The question about using pimavanserin to treat DLB is interesting and important. If this drug is approved for use in PD psychosis, there will immediately be pressure to use it in people with DLB, who often have severe hallucinations and delusions but who are extremely hard to treat because of their severe neuroleptic sensitivity and because of possible increased susceptibility to confusion when treated with clozapine. However, PD psychosis to DLB isn’t a straightforward extrapolation. Although PD psychosis and DLB share some similarities clinically and pathologically, there are substantial differences, likely reflecting that they are underpinned by variable patterns of change in multiple neurotransmitter systems and circuits.

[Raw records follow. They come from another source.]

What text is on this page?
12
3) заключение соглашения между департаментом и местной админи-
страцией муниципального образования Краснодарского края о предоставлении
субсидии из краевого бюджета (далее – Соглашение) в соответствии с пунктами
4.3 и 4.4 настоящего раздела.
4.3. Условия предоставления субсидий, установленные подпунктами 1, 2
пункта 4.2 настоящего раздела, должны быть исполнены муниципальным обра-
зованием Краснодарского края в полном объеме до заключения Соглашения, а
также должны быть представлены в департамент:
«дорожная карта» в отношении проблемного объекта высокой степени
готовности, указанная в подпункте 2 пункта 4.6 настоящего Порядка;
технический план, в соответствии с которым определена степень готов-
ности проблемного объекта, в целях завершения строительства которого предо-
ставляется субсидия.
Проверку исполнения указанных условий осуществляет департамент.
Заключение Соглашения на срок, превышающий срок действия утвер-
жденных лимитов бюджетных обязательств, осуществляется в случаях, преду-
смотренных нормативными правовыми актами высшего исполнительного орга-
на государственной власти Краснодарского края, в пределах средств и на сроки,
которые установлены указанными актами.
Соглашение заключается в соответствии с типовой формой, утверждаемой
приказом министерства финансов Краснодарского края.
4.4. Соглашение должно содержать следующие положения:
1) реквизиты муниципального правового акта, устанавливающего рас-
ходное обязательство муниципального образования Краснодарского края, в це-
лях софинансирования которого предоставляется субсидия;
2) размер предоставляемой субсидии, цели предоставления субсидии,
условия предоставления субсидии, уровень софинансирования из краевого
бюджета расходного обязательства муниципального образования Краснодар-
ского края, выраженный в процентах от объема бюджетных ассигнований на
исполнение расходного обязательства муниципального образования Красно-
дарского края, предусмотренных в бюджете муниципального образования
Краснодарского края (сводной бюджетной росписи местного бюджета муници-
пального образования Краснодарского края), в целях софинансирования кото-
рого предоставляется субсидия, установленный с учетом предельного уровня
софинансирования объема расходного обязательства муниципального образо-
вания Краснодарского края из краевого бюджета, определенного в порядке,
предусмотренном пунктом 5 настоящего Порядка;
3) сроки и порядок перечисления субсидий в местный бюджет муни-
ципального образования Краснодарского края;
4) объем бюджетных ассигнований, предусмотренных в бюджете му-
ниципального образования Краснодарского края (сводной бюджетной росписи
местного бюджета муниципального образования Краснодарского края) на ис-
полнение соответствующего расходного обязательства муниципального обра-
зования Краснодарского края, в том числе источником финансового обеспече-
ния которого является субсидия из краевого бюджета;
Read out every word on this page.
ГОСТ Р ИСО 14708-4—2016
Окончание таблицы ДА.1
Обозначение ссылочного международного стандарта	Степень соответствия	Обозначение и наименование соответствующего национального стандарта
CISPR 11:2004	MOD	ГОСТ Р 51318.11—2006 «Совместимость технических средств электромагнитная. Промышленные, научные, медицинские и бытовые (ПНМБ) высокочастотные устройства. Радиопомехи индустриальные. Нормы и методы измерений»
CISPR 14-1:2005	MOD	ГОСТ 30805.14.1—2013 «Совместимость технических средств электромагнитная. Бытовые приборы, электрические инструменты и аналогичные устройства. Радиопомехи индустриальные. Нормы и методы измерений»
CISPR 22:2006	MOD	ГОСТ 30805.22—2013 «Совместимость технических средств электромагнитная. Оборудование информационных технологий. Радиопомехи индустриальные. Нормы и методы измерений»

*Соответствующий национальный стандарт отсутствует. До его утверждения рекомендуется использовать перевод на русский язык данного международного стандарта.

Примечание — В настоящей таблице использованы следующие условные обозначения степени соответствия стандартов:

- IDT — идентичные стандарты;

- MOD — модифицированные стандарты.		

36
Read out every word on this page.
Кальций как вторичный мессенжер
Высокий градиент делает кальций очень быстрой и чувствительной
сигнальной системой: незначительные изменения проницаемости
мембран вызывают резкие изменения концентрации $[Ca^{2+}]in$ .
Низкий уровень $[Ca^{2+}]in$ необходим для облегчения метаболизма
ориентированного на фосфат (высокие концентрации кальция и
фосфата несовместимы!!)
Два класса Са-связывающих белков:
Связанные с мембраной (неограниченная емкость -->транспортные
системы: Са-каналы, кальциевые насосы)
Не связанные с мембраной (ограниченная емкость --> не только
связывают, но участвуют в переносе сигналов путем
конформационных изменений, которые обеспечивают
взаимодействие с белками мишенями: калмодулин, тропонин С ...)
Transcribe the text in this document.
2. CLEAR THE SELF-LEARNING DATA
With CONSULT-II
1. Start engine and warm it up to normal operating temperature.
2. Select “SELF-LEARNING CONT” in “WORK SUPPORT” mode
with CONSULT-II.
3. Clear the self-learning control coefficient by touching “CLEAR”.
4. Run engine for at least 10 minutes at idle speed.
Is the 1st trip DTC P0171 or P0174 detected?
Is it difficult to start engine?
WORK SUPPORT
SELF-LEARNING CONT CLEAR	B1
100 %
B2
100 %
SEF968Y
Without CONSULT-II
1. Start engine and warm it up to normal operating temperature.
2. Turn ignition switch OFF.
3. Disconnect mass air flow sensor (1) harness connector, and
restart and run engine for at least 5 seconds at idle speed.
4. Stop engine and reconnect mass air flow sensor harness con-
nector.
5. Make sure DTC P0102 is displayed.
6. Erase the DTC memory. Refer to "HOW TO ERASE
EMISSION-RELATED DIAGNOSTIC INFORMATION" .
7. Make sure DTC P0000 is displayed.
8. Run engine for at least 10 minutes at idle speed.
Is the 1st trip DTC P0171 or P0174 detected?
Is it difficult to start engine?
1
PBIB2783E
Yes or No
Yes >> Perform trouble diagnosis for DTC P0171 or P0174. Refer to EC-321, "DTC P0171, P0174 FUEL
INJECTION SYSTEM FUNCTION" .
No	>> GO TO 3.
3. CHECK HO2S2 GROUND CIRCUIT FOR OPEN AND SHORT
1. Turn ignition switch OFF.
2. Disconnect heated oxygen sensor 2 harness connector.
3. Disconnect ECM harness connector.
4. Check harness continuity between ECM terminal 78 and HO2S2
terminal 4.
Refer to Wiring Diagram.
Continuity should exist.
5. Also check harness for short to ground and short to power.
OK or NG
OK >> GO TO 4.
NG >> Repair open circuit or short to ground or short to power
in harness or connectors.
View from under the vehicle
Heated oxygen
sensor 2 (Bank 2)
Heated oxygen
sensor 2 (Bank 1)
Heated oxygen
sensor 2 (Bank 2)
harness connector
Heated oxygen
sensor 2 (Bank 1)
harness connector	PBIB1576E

Patients with MMSE as low as 21 were included in the Acadia pimavanserin trial, and a third were on cholinesterase inhibitors (CHEIs) throughout, but since “patients with delirium” were excluded from entry few probably had the fluctuating pattern of symptoms that is typical of DLB. Elaine Perry published data on Newcastle brain bank cases as far back as the early 1990s showing that preservation of 5-HT2 receptors in the temporal cortex differentiated hallucinating from non-hallucinating DLB cases and suggested a hyper-serotinergic/hypo-cholinergic imbalance as a basis for visual hallucinations in particular. My feeling is that it is the fluctuating, cognitively impaired group who might benefit more than others. The combination of a compound like pimavanserin together with a cholinergic enhancer in DLB might have very significant positive effects upon attention and visual hallucinations, with secondary benefits in delusions and other neuropsychiatric symptoms such as anxiety. But the neurochemical volatility that might make these DLB patients more responsive to treatment could also lead to increased side effects, as we see with neuroleptics and to a lesser extent with CHEIs. So I would urge some careful early dose-finding work to establish safety in DLB, before hopefully moving quickly on to finding which patients and which symptoms benefit most.